Giulia era lì, davanti a lui, immobile. Le mani serrate, il viso pallido.
— Ti senti meglio, adesso? — chiese con tono calmo, ma duro.
— Sono stanco, — disse lui, cercando un equilibrio tra rabbia e disillusione. — Non c’è più niente in questa vita. Niente che abbia senso.
— E ovviamente la colpa è mia, vero? — replicò lei, con un sorriso amaro. — Perché la realtà non ha mai superato i tuoi sogni.
Aldo si morse la lingua, fece un gesto vago con la mano. Aprì una bottiglia d’acqua e bevve un sorso, senza guardarla.
— Vuoi almeno dire cosa non va? — chiese Giulia, tremando. — Parla, per una volta.
Lui fece spallucce.
— Che dovrei dire? Sono solo stufo. Stufo di tutto.
Silenzio. Poi lei si voltò e sparì nel bagno. Subito dopo, il rumore dell’acqua che scorreva. Cercava di nascondere i singhiozzi. Ma lui non fece nulla. Rimase lì, sul divano, un uomo svuotato.
La fine che non arriva mai tutta insieme
Si erano sposati tre anni prima. All’inizio vivevano nel piccolo appartamento di lei, poi si erano trasferiti in campagna. La casa era grande, ma trascurata, piena di mobili fuori moda e tappeti scoloriti.
All’inizio, Aldo era contento. Era vicino al lavoro, la città era a portata di mano. Ma presto tutto cominciò a sembrargli stantio.
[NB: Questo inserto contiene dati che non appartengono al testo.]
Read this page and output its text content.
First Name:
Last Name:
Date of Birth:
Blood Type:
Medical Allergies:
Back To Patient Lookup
— Giulia, non ti viene voglia di cambiare qualcosa? — diceva spesso. — Questo linoleum è un insulto alla vista.
— Vorrei anch’io, ma per ora non possiamo permettercelo, — rispondeva lei con pazienza.
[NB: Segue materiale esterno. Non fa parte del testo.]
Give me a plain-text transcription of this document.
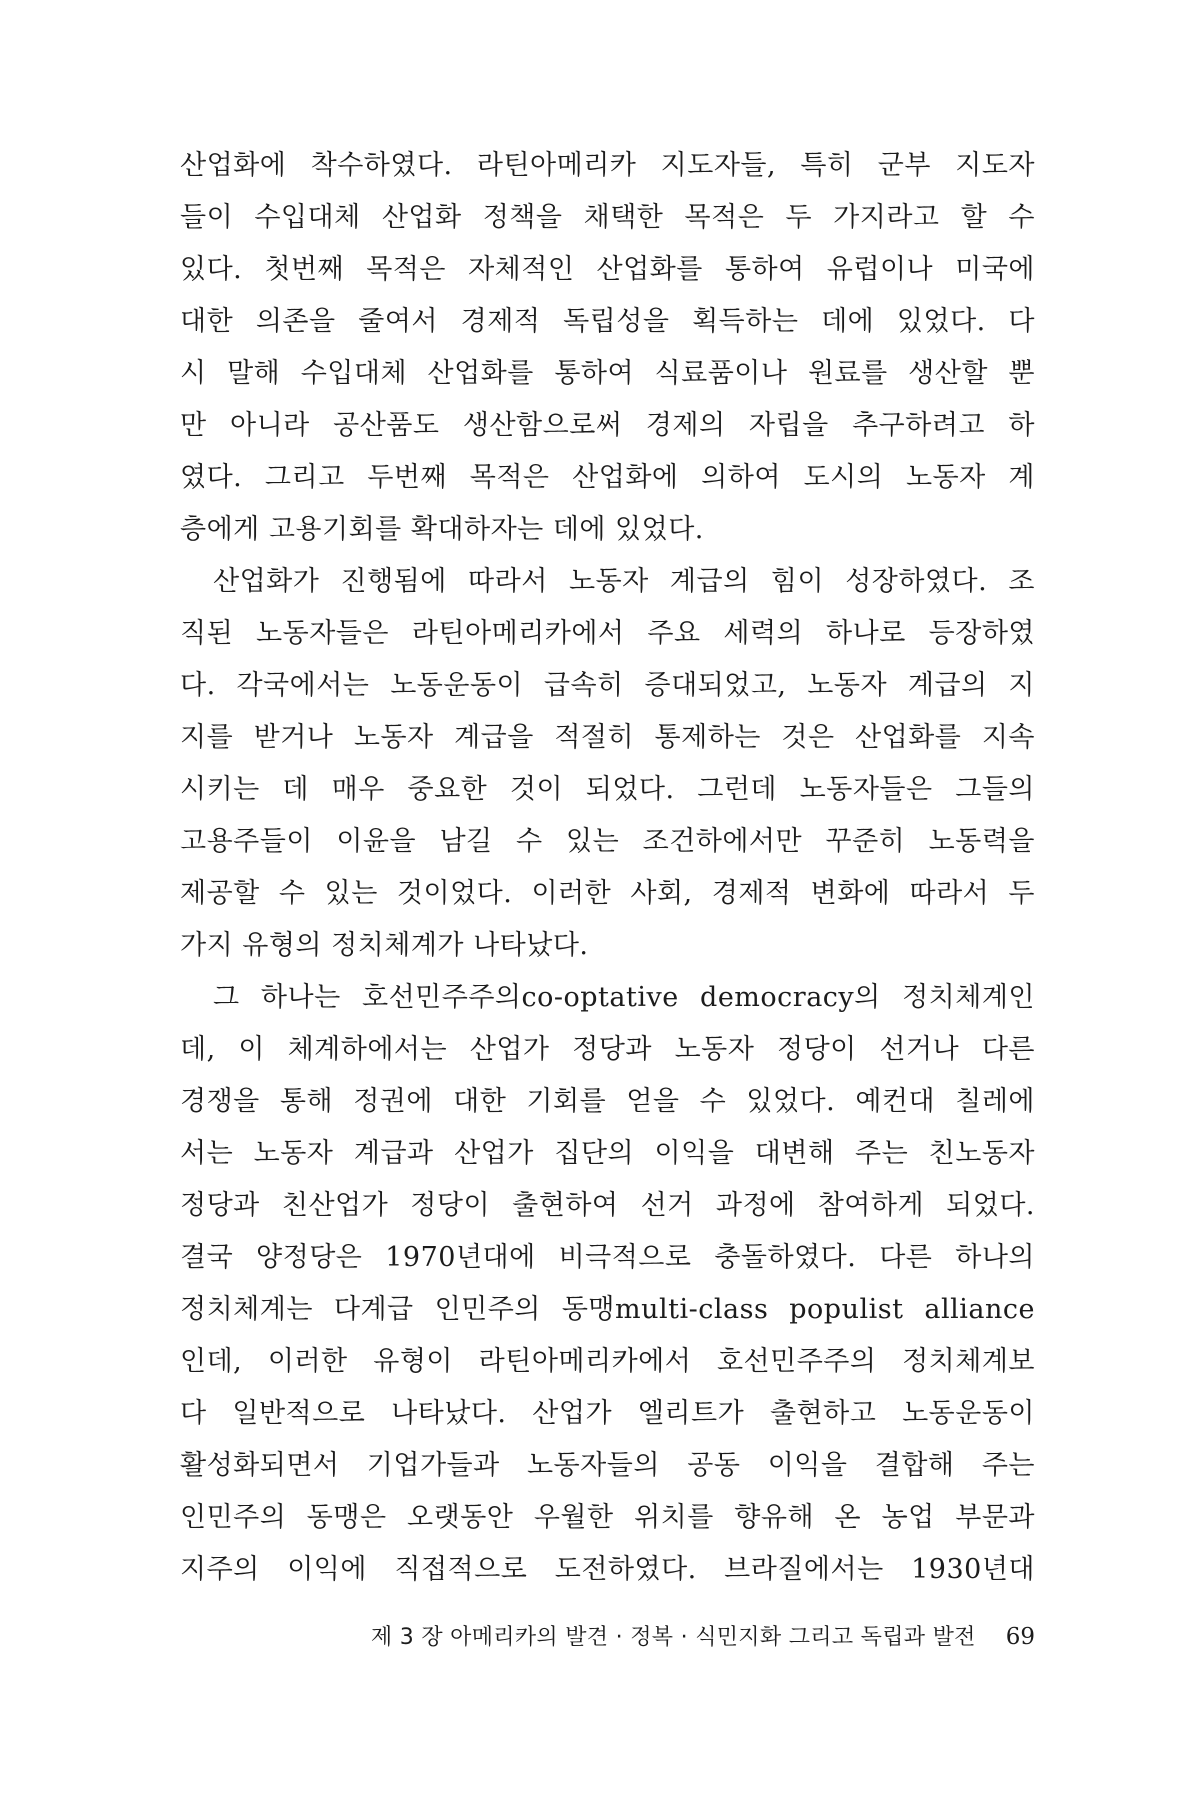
산업화에 착수하였다. 라틴아메리카 지도자들, 특히 군부 지도자
들이 수입대체 산업화 정책을 채택한 목적은 두 가지라고 할 수
있다. 첫번째 목적은 자체적인 산업화를 통하여 유럽이나 미국에
대한 의존을 줄여서 경제적 독립성을 획득하는 데에 있었다. 다
시 말해 수입대체 산업화를 통하여 식료품이나 원료를 생산할 뿐
만 아니라 공산품도 생산함으로써 경제의 자립을 추구하려고 하
였다. 그리고 두번째 목적은 산업화에 의하여 도시의 노동자 계
층에게 고용기회를 확대하자는 데에 있었다.
산업화가 진행됨에 따라서 노동자 계급의 힘이 성장하였다. 조
직된 노동자들은 라틴아메리카에서 주요 세력의 하나로 등장하였
다. 각국에서는 노동운동이 급속히 증대되었고, 노동자 계급의 지
지를 받거나 노동자 계급을 적절히 통제하는 것은 산업화를 지속
시키는 데 매우 중요한 것이 되었다. 그런데 노동자들은 그들의
고용주들이 이윤을 남길 수 있는 조건하에서만 꾸준히 노동력을
제공할 수 있는 것이었다. 이러한 사회, 경제적 변화에 따라서 두
가지 유형의 정치체계가 나타났다.
그 하나는 호선민주주의co-optative democracy의 정치체계인
데, 이 체계하에서는 산업가 정당과 노동자 정당이 선거나 다른
경쟁을 통해 정권에 대한 기회를 얻을 수 있었다. 예컨대 칠레에
서는 노동자 계급과 산업가 집단의 이익을 대변해 주는 친노동자
정당과 친산업가 정당이 출현하여 선거 과정에 참여하게 되었다.
결국 양정당은 1970년대에 비극적으로 충돌하였다. 다른 하나의
정치체계는 다계급 인민주의 동맹multi-class populist alliance
인데, 이러한 유형이 라틴아메리카에서 호선민주주의 정치체계보
다 일반적으로 나타났다. 산업가 엘리트가 출현하고 노동운동이
활성화되면서 기업가들과 노동자들의 공동 이익을 결합해 주는
인민주의 동맹은 오랫동안 우월한 위치를 향유해 온 농업 부문과
지주의 이익에 직접적으로 도전하였다. 브라질에서는 1930년대
제 3 장 아메리카의 발견 · 정복 · 식민지화 그리고 독립과 발전 69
Ma per lui, “aspettare” era diventato sinonimo di rassegnazione.
Ricordava ancora il primo sguardo tra loro: lei era una ragazza silenziosa, con occhi limpidi e un sorriso che sembrava fragile come cristallo. Diceva agli amici: “È come un fiore che deve ancora aprirsi.” Ora quel fiore gli pareva mai sbocciato, già appassito.
Giulia però non si sentiva spenta. Trovava gioia nelle piccole cose: un tè profumato, un libro letto a sera, un nuovo cuscino sul divano. Ma per Aldo era solo routine. Un lento spegnersi.
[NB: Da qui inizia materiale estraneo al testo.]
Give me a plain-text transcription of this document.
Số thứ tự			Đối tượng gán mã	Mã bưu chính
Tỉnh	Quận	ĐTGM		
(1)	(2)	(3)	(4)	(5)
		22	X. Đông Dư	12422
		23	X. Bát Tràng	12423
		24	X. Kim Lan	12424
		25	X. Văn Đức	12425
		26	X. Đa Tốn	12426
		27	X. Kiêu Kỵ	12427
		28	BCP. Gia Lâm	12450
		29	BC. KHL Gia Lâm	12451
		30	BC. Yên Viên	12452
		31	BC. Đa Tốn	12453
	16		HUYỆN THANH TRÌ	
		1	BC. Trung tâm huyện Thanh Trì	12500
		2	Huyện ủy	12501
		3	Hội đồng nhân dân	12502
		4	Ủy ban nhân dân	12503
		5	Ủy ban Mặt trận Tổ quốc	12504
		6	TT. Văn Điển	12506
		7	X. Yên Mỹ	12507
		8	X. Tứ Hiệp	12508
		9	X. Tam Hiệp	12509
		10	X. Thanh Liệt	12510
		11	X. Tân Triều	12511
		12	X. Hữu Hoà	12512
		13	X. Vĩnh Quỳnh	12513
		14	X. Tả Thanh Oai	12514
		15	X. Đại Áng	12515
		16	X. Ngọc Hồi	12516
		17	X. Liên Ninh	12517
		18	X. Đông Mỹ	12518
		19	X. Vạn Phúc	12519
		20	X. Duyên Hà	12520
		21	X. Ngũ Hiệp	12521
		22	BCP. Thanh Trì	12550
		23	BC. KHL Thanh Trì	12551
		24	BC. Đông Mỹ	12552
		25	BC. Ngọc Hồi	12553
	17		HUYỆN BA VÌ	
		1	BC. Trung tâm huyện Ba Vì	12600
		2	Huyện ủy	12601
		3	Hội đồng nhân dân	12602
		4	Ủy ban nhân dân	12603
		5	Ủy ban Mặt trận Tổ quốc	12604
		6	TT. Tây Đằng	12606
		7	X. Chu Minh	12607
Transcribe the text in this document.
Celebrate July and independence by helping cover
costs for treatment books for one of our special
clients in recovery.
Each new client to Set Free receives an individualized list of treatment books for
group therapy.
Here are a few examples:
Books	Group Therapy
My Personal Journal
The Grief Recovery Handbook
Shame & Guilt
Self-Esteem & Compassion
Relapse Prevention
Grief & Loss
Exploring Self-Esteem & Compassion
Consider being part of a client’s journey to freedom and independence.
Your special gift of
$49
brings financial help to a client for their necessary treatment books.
Non parlavano mai di separazione, ma l’atmosfera era carica.
— Giulia è una donna straordinaria, — diceva la madre di lei. — Dovresti esserne grato.
— Non capite niente! — ribatteva lui.
Il padre scrollava le spalle:
— Che impari da solo.
Alla fine, esplose.
— Pensavo fossi un fiore meraviglioso. Ora sei solo un bocciolo gelido.
Quel giorno, Giulia pianse per la prima volta dopo mesi.
— Sono stanco, — mormorò Aldo.
— Di me?
— No. Di questa vita.
Giulia prese la borsa, calma.
— Forse è meglio se te ne vai.
— Non ho intenzione di farlo!
— Questa casa appartiene alla mia famiglia. E io non voglio più vivere con qualcuno che mi guarda come un peso.
Alla fine, se ne andò lui. Il divorzio fu rapido, come una ferita che non sanguina subito.
Primavera, tre anni dopo
Aldo non aveva ricostruito nulla. Viveva ancora con i genitori, arrancava tra lavori precari e giornate tutte uguali. Una sera, camminando per caso lungo una via del centro, alzò lo sguardo verso un caffè illuminato e si fermò.
Lì, in piedi all’ingresso, c’era Giulia.
Ma non era la donna che ricordava. Era diversa. I capelli raccolti con cura, un cappotto elegante, le chiavi dell’auto tra le dita. Un’eleganza serena, sicura.
— Giulia? — mormorò lui.
Lei si voltò. Sorrise.
— Aldo! Ma guarda un po’. Come stai?
— Bene, — mentì lui. — E tu?
— Molto meglio. Ho aperto il mio atelier di fiori. Era un rischio, ma qualcuno ha creduto in me.
— Qualcuno?
Un uomo alto si alzò da un tavolo, le poggiò una mano sulla spalla con tenerezza.
— Amore, ho trovato un tavolo libero.
— Marco, questo è Aldo, — disse Giulia con calma.
— Felice per te, — disse Aldo, mentre qualcosa dentro si stringeva.
— Grazie, — rispose lei, e con un cenno lo salutò.
Mentre la coppia entrava nel caffè, Aldo restò fermo, solo.
Un tempo diceva: “È un bocciolo che deve ancora aprirsi.”
E ora lo vedeva: quel fiore aveva sbocciato. Ma non accanto a lui.